Haben Sie schon einmal beim Lesen versucht, den Randbereich einzusparen? Das geht und zwar ohne Verständnisverlust. Die Ausnutzung der Blickspanne (meistens 2 bis 4 Zentimeter) bedeutet nicht, dass Sie die Inhalte im Randbereich nicht lesen, sondern lediglich, dass wir es vermeiden wollen, die Hälfte der Blickspanne zu verschenken – was beim „normalen“ Lesen passiert, wenn man die Augenfixierung beim ersten Buchstaben beginnt und beim letzten Buchstaben der Zeile beendet.

Ein Erfahrungswert: Die größten Erfolgserlebnisse haben Teilnehmer typischerweise, wenn diese „konservativ“ mit nur einem halben Zentimeter links und rechts beginnen und dies über einige Absätze hinweg einüben. Wenn das gut funktioniert, dann machen Sie bspw.
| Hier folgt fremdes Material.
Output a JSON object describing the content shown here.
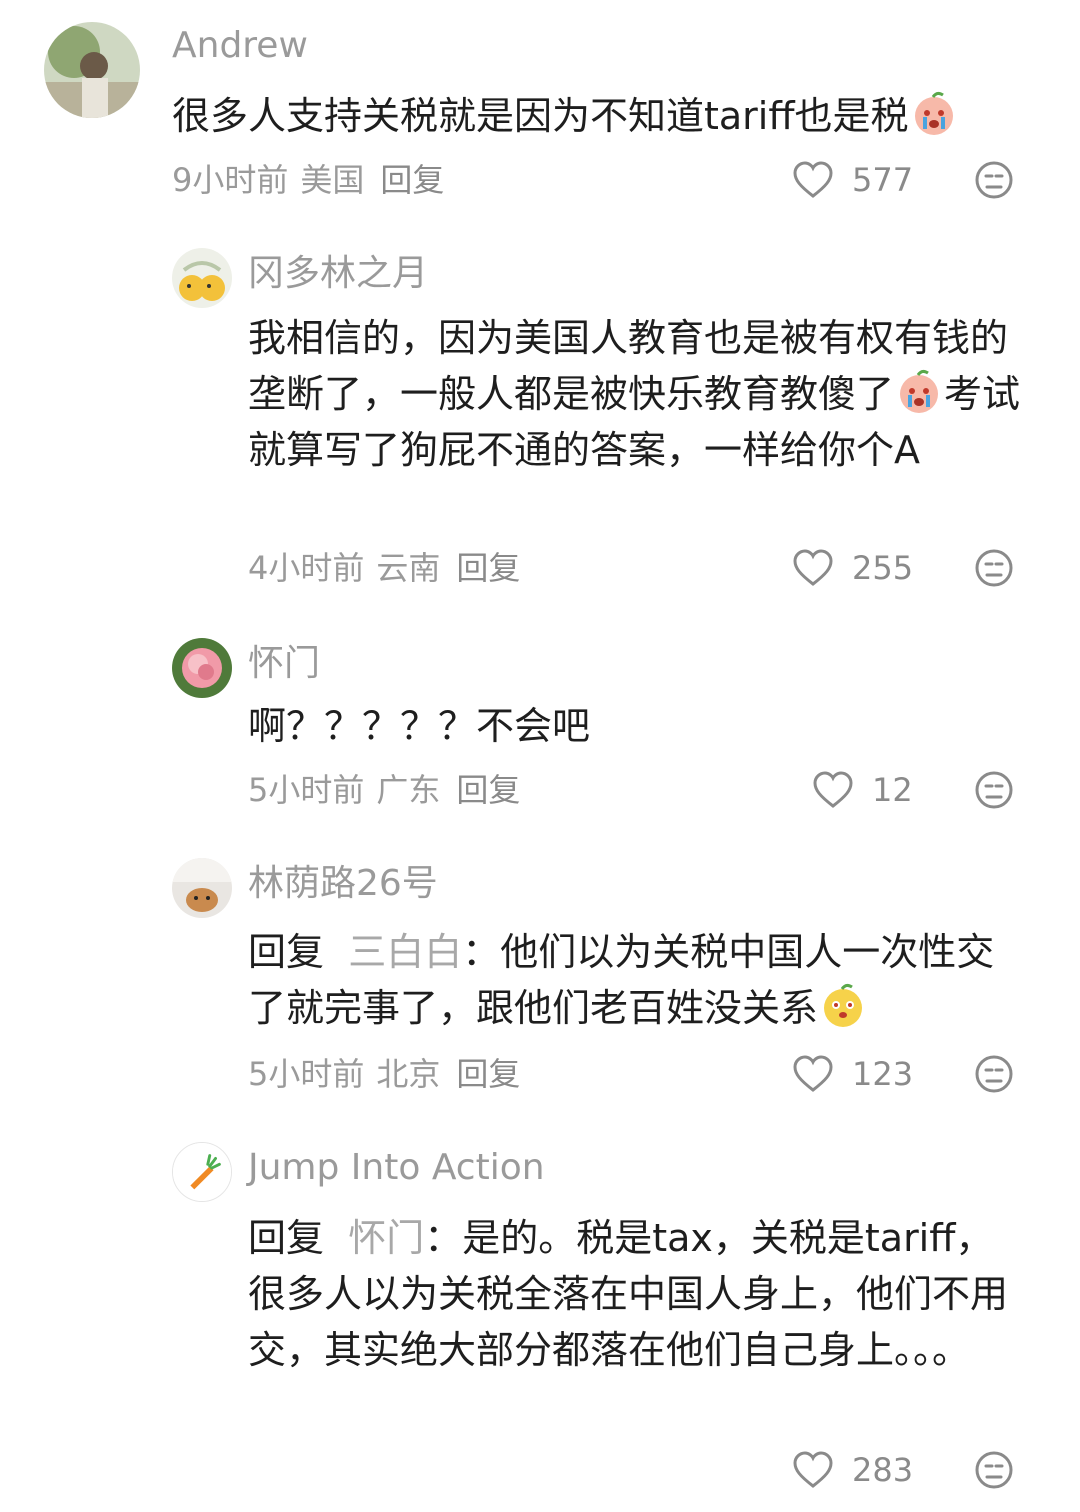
{
  "comments": [
    {
      "name": "Andrew",
      "text": "很多人支持关税就是因为不知道tariff也是税",
      "time": "9小时前",
      "location": "美国",
      "reply_label": "回复",
      "likes": "577"
    },
    {
      "name": "冈多林之月",
      "text_a": "我相信的，因为美国人教育也是被有权有钱的垄断了，一般人都是被快乐教育教傻了",
      "text_b": "考试就算写了狗屁不通的答案，一样给你个A",
      "time": "4小时前",
      "location": "云南",
      "reply_label": "回复",
      "likes": "255"
    },
    {
      "name": "怀门",
      "text": "啊？？？？？不会吧",
      "time": "5小时前",
      "location": "广东",
      "reply_label": "回复",
      "likes": "12"
    },
    {
      "name": "林荫路26号",
      "reply_prefix": "回复",
      "mention": "三白白",
      "text": "：他们以为关税中国人一次性交了就完事了，跟他们老百姓没关系",
      "time": "5小时前",
      "location": "北京",
      "reply_label": "回复",
      "likes": "123"
    },
    {
      "name": "Jump Into Action",
      "reply_prefix": "回复",
      "mention": "怀门",
      "text": "：是的。税是tax，关税是tariff，很多人以为关税全落在中国人身上，他们不用交，其实绝大部分都落在他们自己身上。。。",
      "likes": "283"
    }
  ]
}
sieben bis 8 Millimeter daraus. Auch wenn dies über einige Absätze hinweg gut klappt, machen Sie einen vollen Zentimeter daraus. Diese Steigerung setzen Sie schrittweise (aber nicht zu schnell) fort, bis Sie an einen Punkt kommen, an dem es (auch nach einigen Absätzen) zu viel ist. Zu viel bedeutet, dass Ihnen Informationen links und/oder rechts fehlen, Sie also anfangen zu raten, was im Randbereich steht. Dann reduzieren Sie die Menge Randeinsparung wieder ein wenig. Wichtig ist hierbei, dass Sie Ihre Augen – mit einem Finger oder Stift bspw. – führen (als ob Sie die Zeile unterstreichen würden).

Das Ziel ist also, die maximale Menge an Randeinsparung auszuloten, ohne dass hierbei Wörter links oder rechts verloren gehen. Die meisten Menschen sparen hiermit rund 10 % (je nach Blickspanne und Zeilenbreite) der Zeile ein, jeweils links und jeweils rechts – und das Zeile für Zeile. Das bedeutet eine Steigerung der Leseeffizienz um 20 %!

Und das ist nur ein Schritt unter vielen Strategien, um schneller zu lesen – auf dem Weg zum Meister des Speed Reading.